John Alfred RIPPON:  Died 13 October 1938 at Camperdown.

VICTORIA’S OLDEST “BULLOCKY”. (1938, October 20). Camperdown Chronicle (Vic. : 1877 – 1954), p. 1. Retrieved October 24, 2012, from http://nla.gov.au/nla.news-article22995091

John Rippon carted the first load of timber into Purrumbete Estate  owned by the Manifold brothers  at age eighteen.  He liked it there and stayed for ten years. He then spent another ten years with William Irving Winter-Irving at Tirrengower near Colac.  He then returned to work for William Thomas Chirnside splitting timber.  But John yearned for his bullock driving days and he began his own carrying business.
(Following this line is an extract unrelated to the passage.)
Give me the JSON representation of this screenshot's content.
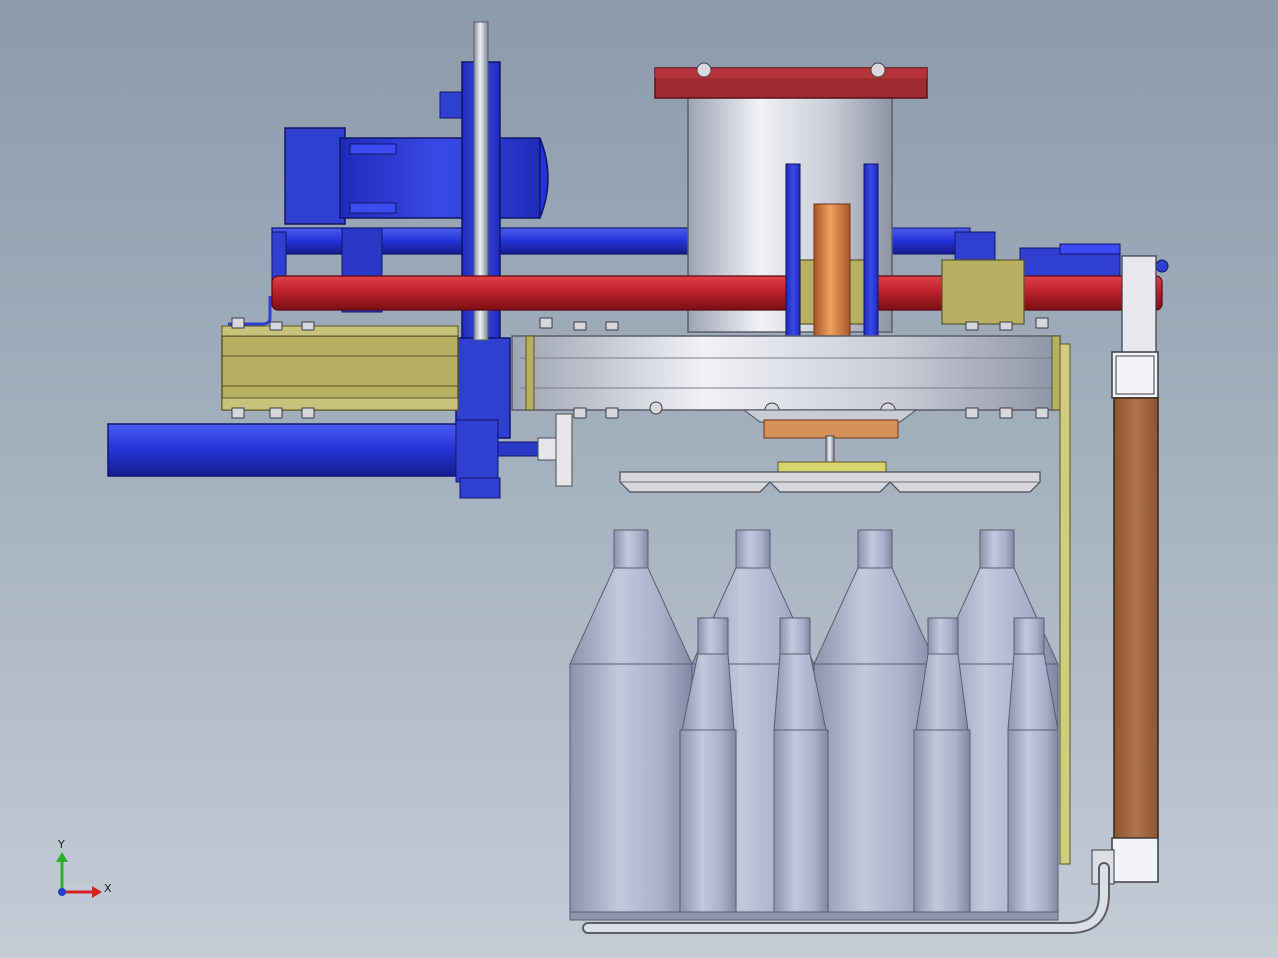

VICTORIA’S OLDEST “BULLOCKY”. (1938, October 20). Camperdown Chronicle (Vic. : 1877 – 1954), p. 1. Retrieved October 25, 2012, from http://nla.gov.au/nla.news-article22995091

Rachel BLACK: Died 27 October 1941 at Kongorgong. Rachel Black was born in the mid-1850s at Bridgewater. Her father was Joshua Black, a pioneer of that area. When Rachel married James Lightbody, the union brought three Bridgewater pioneering families together as James Lightbody was the son of Rebecca Kittson also from a pioneering family of Bridgewater,

Colins CATHELS: Died 26 October 1952 at Hamilton. Although he died at  Hamilton, Colin Cathels was a Portland identity.  Old aged forced him to leave the town he loved and he was not happy in his last days. Born in the 1850s, Colin knew much of  Portland history and enjoyed reminiscing about picnics at the Henty’s home. He was the Portland manager of the Belfast and Koroit Steamship Navigation Company. Colin married a Robertson girl, from the well-known local family.